Des fermes à bots gérées par un seul agent IA : comment les systèmes autonomes façonnent et imposent des récits publics

Auteur : Uliana Soloveva

Un agent IA gère automatiquement 50 comptes sur les réseaux sociaux 24 heures sur 24.

Début avril 2026, une courte vidéo devenue virale sur X (anciennement Twitter) a poussé de nombreux internautes à reconsidérer leur fil d'actualité habituel. À l’écran, on aperçoit une grille serrée composée de dizaines de smartphones virtuels. Chaque « téléphone » affiche l'interface de plateformes populaires comme X, WeChat ou d'autres messageries. Les comptes sont numérotés de 01 à 50 et au-delà. Tandis que la caméra balaye lentement le moniteur, les fenêtres s'actualisent en temps réel : des publications apparaissent, les « j'aime » et les commentaires défilent, le fil s'actualise. Pas un seul clic de souris, aucune intervention humaine. Tout est orchestré par un agent d'IA autonome nommé Manus.

En quelques heures seulement, la vidéo a cumulé des centaines de milliers de vues. La démonstration est simple mais redoutablement efficace : une seule IA gère simultanément une cinquantaine de comptes, publie du contenu, interagit avec l'audience et maintient une activité 24h/24 et 7j/7. Pas de pause, pas de fatigue : rien que des algorithmes et des émulateurs d'appareils virtuels.

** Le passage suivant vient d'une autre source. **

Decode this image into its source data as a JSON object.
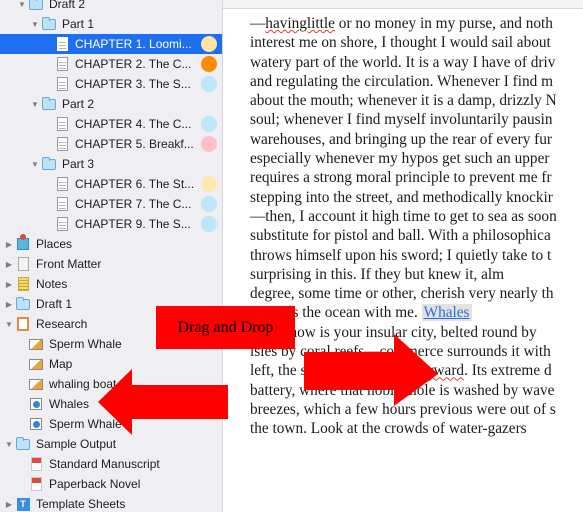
{
  "binder": {
    "items": [
      {
        "label": "Draft 2",
        "icon": "folder-icon",
        "disclosure": "expanded",
        "level": 1,
        "label_color": null
      },
      {
        "label": "Part 1",
        "icon": "folder-icon",
        "disclosure": "expanded",
        "level": 2
      },
      {
        "label": "CHAPTER 1. Loomi...",
        "icon": "document-icon",
        "level": 3,
        "selected": true,
        "label_color": "#ffe4a3"
      },
      {
        "label": "CHAPTER 2. The C...",
        "icon": "document-icon",
        "level": 3,
        "label_color": "#ff8c00"
      },
      {
        "label": "CHAPTER 3. The S...",
        "icon": "document-icon",
        "level": 3,
        "label_color": "#bde6fb"
      },
      {
        "label": "Part 2",
        "icon": "folder-icon",
        "disclosure": "expanded",
        "level": 2
      },
      {
        "label": "CHAPTER 4. The C...",
        "icon": "document-icon",
        "level": 3,
        "label_color": "#bde6fb"
      },
      {
        "label": "CHAPTER 5. Breakf...",
        "icon": "document-icon",
        "level": 3,
        "label_color": "#ffc0cb"
      },
      {
        "label": "Part 3",
        "icon": "folder-icon",
        "disclosure": "expanded",
        "level": 2
      },
      {
        "label": "CHAPTER 6. The St...",
        "icon": "document-icon",
        "level": 3,
        "label_color": "#ffe8ad"
      },
      {
        "label": "CHAPTER 7. The C...",
        "icon": "document-icon",
        "level": 3,
        "label_color": "#bde6fb"
      },
      {
        "label": "CHAPTER 9. The S...",
        "icon": "document-icon",
        "level": 3,
        "label_color": "#bde6fb"
      },
      {
        "label": "Places",
        "icon": "places-icon",
        "disclosure": "collapsed",
        "level": 0
      },
      {
        "label": "Front Matter",
        "icon": "front-matter-icon",
        "disclosure": "collapsed",
        "level": 0
      },
      {
        "label": "Notes",
        "icon": "notes-icon",
        "disclosure": "collapsed",
        "level": 0
      },
      {
        "label": "Draft 1",
        "icon": "folder-icon",
        "disclosure": "collapsed",
        "level": 0
      },
      {
        "label": "Research",
        "icon": "research-icon",
        "disclosure": "expanded",
        "level": 0
      },
      {
        "label": "Sperm Whale",
        "icon": "image-icon",
        "level": 1
      },
      {
        "label": "Map",
        "icon": "image-icon",
        "level": 1
      },
      {
        "label": "whaling boat",
        "icon": "image-icon",
        "level": 1
      },
      {
        "label": "Whales",
        "icon": "webpage-icon",
        "level": 1
      },
      {
        "label": "Sperm Whale",
        "icon": "webpage-icon",
        "level": 1
      },
      {
        "label": "Sample Output",
        "icon": "folder-icon",
        "disclosure": "expanded",
        "level": 0
      },
      {
        "label": "Standard Manuscript",
        "icon": "pdf-icon",
        "level": 1
      },
      {
        "label": "Paperback Novel",
        "icon": "pdf-icon",
        "level": 1
      },
      {
        "label": "Template Sheets",
        "icon": "template-icon",
        "disclosure": "collapsed",
        "level": 0
      }
    ]
  },
  "editor": {
    "lines": [
      [
        "—",
        {
          "sq": "havinglittle"
        },
        " or no money in my purse, and noth"
      ],
      [
        "interest me on shore, I thought I would sail about"
      ],
      [
        "watery part of the world. It is a way I have of driv"
      ],
      [
        "and regulating the circulation. Whenever I find m"
      ],
      [
        "about the mouth; whenever it is a damp, drizzly N"
      ],
      [
        "soul; whenever I find myself involuntarily pausin"
      ],
      [
        "warehouses, and bringing up the rear of every fur"
      ],
      [
        "especially whenever my hypos get such an upper"
      ],
      [
        "requires a strong moral principle to prevent me fr"
      ],
      [
        "stepping into the street, and methodically knockir"
      ],
      [
        "—then, I account it high time to get to sea as soon"
      ],
      [
        "substitute for pistol and ball. With a philosophica"
      ],
      [
        "throws himself upon his sword; I quietly take to t"
      ],
      [
        "surprising in this. If they but knew it, alm"
      ],
      [
        "degree, some time or other, cherish very nearly th"
      ],
      [
        "towards the ocean with me. ",
        {
          "link": "Whales"
        }
      ],
      [
        "    There now is your insular city, belted round by"
      ],
      [
        "isles by coral reefs—commerce surrounds it with "
      ],
      [
        "left, the streets take you ",
        {
          "sq": "waterward"
        },
        ". Its extreme d"
      ],
      [
        "battery, where that noble mole is washed by wave"
      ],
      [
        "breezes, which a few hours previous were out of s"
      ],
      [
        "the town. Look at the crowds of water-gazers"
      ]
    ]
  },
  "annotation": {
    "callout_label": "Drag and Drop",
    "arrow_color": "#ff0000"
  }
}
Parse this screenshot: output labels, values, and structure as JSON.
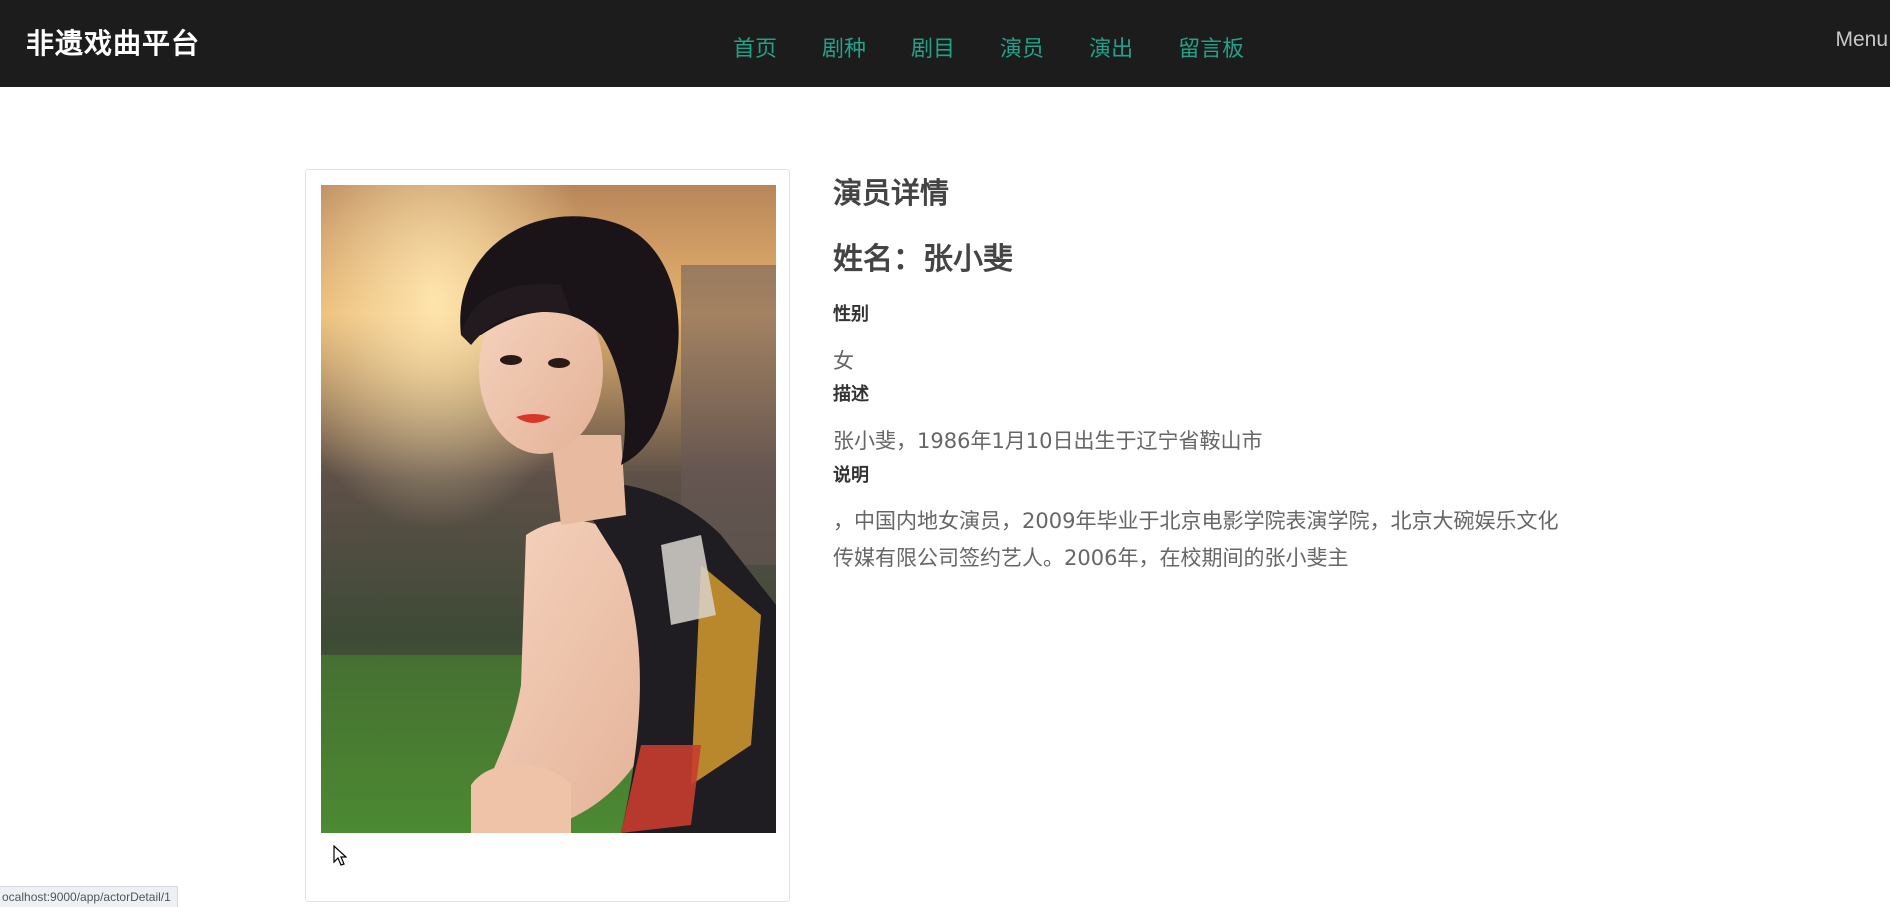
{
  "header": {
    "brand": "非遗戏曲平台",
    "nav": [
      {
        "label": "首页"
      },
      {
        "label": "剧种"
      },
      {
        "label": "剧目"
      },
      {
        "label": "演员"
      },
      {
        "label": "演出"
      },
      {
        "label": "留言板"
      }
    ],
    "menu_label": "Menu",
    "background_color": "#1c1c1c",
    "link_color": "#22a189"
  },
  "actor": {
    "section_title": "演员详情",
    "name_line": "姓名：张小斐",
    "gender_label": "性别",
    "gender": "女",
    "description_label": "描述",
    "description": "张小斐，1986年1月10日出生于辽宁省鞍山市",
    "notes_label": "说明",
    "notes": "，中国内地女演员，2009年毕业于北京电影学院表演学院，北京大碗娱乐文化传媒有限公司签约艺人。2006年，在校期间的张小斐主"
  },
  "status_bar": {
    "url": "ocalhost:9000/app/actorDetail/1"
  }
}
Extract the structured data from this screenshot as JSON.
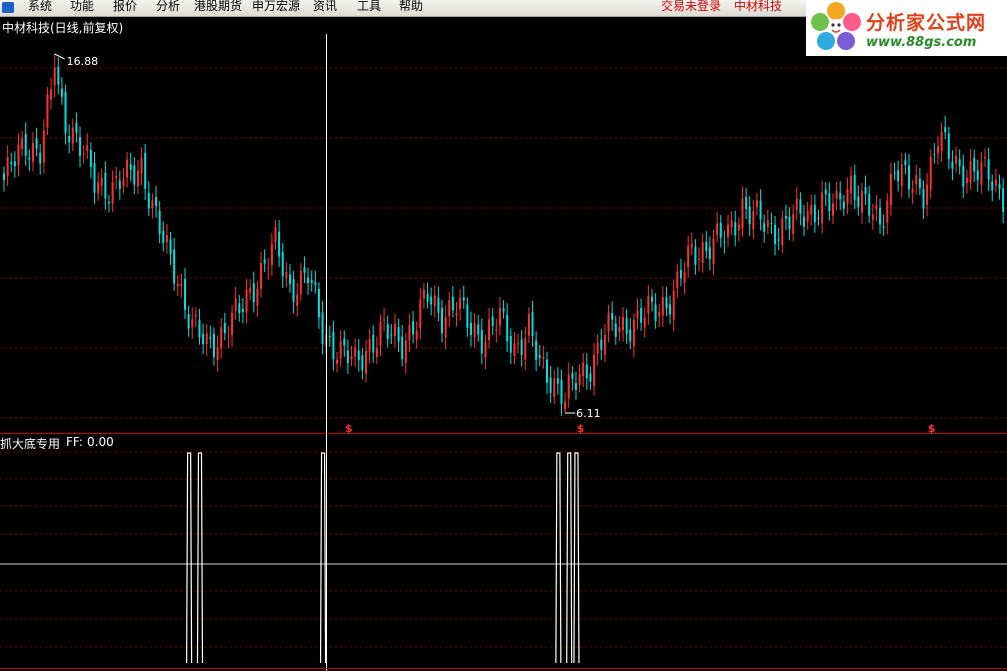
{
  "menu": {
    "items": [
      "系统",
      "功能",
      "报价",
      "分析",
      "港股期货",
      "申万宏源",
      "资讯",
      "工具",
      "帮助"
    ]
  },
  "status": {
    "trade_status": "交易未登录",
    "stock_link": "中材科技"
  },
  "logo": {
    "title": "分析家公式网",
    "url": "www.88gs.com"
  },
  "main_panel": {
    "title": "中材科技(日线,前复权)",
    "max_label": "16.88",
    "min_label": "6.11",
    "signal_glyph": "$"
  },
  "indicator_panel": {
    "title": "抓大底专用",
    "ff_label": "FF:",
    "ff_value": "0.00"
  },
  "colors": {
    "up": "#ff3030",
    "down": "#00e0e0",
    "grid": "#7a0000",
    "cursor": "#ffffff"
  },
  "chart_data": [
    {
      "type": "candlestick",
      "series_name": "中材科技",
      "ylim": [
        5.6,
        17.6
      ],
      "grid": true,
      "anchor_closes": [
        [
          0,
          13.1
        ],
        [
          6,
          14.2
        ],
        [
          10,
          14.0
        ],
        [
          14,
          16.2
        ],
        [
          17,
          14.9
        ],
        [
          20,
          14.4
        ],
        [
          25,
          13.0
        ],
        [
          30,
          12.9
        ],
        [
          35,
          13.2
        ],
        [
          38,
          13.6
        ],
        [
          41,
          12.3
        ],
        [
          44,
          11.2
        ],
        [
          48,
          10.2
        ],
        [
          52,
          8.7
        ],
        [
          56,
          8.1
        ],
        [
          60,
          8.5
        ],
        [
          65,
          9.1
        ],
        [
          70,
          10.2
        ],
        [
          75,
          11.1
        ],
        [
          79,
          9.9
        ],
        [
          84,
          10.2
        ],
        [
          88,
          8.6
        ],
        [
          93,
          7.9
        ],
        [
          97,
          7.6
        ],
        [
          101,
          8.2
        ],
        [
          105,
          8.5
        ],
        [
          110,
          8.3
        ],
        [
          114,
          8.8
        ],
        [
          117,
          9.6
        ],
        [
          121,
          9.1
        ],
        [
          125,
          9.3
        ],
        [
          129,
          8.7
        ],
        [
          133,
          8.4
        ],
        [
          137,
          8.9
        ],
        [
          141,
          8.1
        ],
        [
          145,
          8.6
        ],
        [
          148,
          7.5
        ],
        [
          152,
          7.1
        ],
        [
          155,
          6.6
        ],
        [
          158,
          7.0
        ],
        [
          162,
          7.6
        ],
        [
          166,
          8.5
        ],
        [
          170,
          8.7
        ],
        [
          175,
          8.9
        ],
        [
          180,
          9.2
        ],
        [
          185,
          9.7
        ],
        [
          190,
          10.9
        ],
        [
          195,
          11.2
        ],
        [
          200,
          11.4
        ],
        [
          204,
          12.4
        ],
        [
          208,
          11.9
        ],
        [
          212,
          11.6
        ],
        [
          217,
          11.9
        ],
        [
          221,
          12.0
        ],
        [
          226,
          12.5
        ],
        [
          230,
          12.2
        ],
        [
          234,
          13.1
        ],
        [
          238,
          12.3
        ],
        [
          242,
          11.7
        ],
        [
          246,
          13.6
        ],
        [
          250,
          12.9
        ],
        [
          254,
          12.8
        ],
        [
          258,
          14.4
        ],
        [
          262,
          13.6
        ],
        [
          267,
          13.4
        ],
        [
          272,
          13.2
        ],
        [
          276,
          12.7
        ]
      ],
      "marks": {
        "max": 16.88,
        "min": 6.11,
        "signal_dates": [
          95,
          159,
          256
        ]
      }
    },
    {
      "type": "signal",
      "series_name": "抓大底专用",
      "ylim": [
        0,
        1
      ],
      "pulses": [
        51,
        54,
        88,
        153,
        156,
        158
      ]
    }
  ]
}
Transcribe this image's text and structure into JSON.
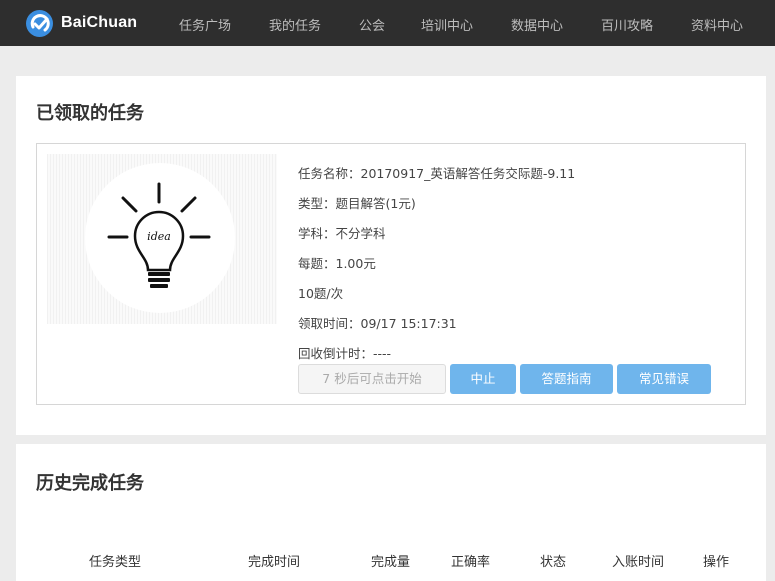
{
  "brand": {
    "name": "BaiChuan"
  },
  "nav": {
    "items": [
      {
        "label": "任务广场"
      },
      {
        "label": "我的任务"
      },
      {
        "label": "公会"
      },
      {
        "label": "培训中心"
      },
      {
        "label": "数据中心"
      },
      {
        "label": "百川攻略"
      },
      {
        "label": "资料中心"
      }
    ]
  },
  "claimed": {
    "title": "已领取的任务",
    "task": {
      "thumbnail_icon": "lightbulb-idea-icon",
      "thumbnail_text": "idea",
      "name_line": "任务名称：20170917_英语解答任务交际题-9.11",
      "type_line": "类型：题目解答(1元)",
      "subject_line": "学科：不分学科",
      "price_line": "每题：1.00元",
      "count_line": "10题/次",
      "claimed_time_line": "领取时间：09/17 15:17:31",
      "countdown_line": "回收倒计时：----"
    },
    "buttons": {
      "start_label": "7 秒后可点击开始",
      "stop_label": "中止",
      "guide_label": "答题指南",
      "errors_label": "常见错误"
    }
  },
  "history": {
    "title": "历史完成任务",
    "columns": [
      "任务类型",
      "完成时间",
      "完成量",
      "正确率",
      "状态",
      "入账时间",
      "操作"
    ]
  },
  "colors": {
    "topbar": "#2e2e2e",
    "brand_blue": "#3a8ee0",
    "button_blue": "#6fb5ec",
    "page_bg": "#ececec"
  }
}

L'élue au Congrès Anna Paulina Luna a relayé l'une de ces vidéos, d'abord sur son compte personnel, puis sur son compte officiel. « Méfiez-vous des fermes à bots spécialisées dans les opérations psychologiques », a-t-elle écrit dans un premier message. Dans un second, elle a ajouté : « Des services de renseignement étrangers lancent des fermes à bots pour inonder nos fils d'actualité et manipuler les narratifs. C'est une guerre moderne. Soyez vigilants, ne vous laissez pas piéger par les mensonges. »

Luna, vétérane de l'US Air Force, n'en est pas à sa première mise en garde contre les risques d'influence informationnelle. Son commentaire a immédiatement amplifié la résonance du sujet. La discussion a alors dépassé la simple nouveauté technique : il s'agissait désormais de comprendre comment de tels outils pourraient servir à la désinformation de masse, à l'amplification artificielle de tendances ou à l'influence de l'opinion publique avant des élections.

Manus AI est une création de la startup chinoise Monica, rachetée par la suite par Meta. L'agent est présenté comme un exécutant polyvalent, capable de tout faire, de la recherche thématique à l'automatisation des tâches quotidiennes. La démonstration avec 50 comptes est une illustration frappante de ses capacités. La technologie en elle-même n'est pas nouvelle, car diverses entreprises testent déjà des systèmes multi-agents similaires. Cependant, c'est précisément cette vidéo qui a servi de catalyseur au débat public.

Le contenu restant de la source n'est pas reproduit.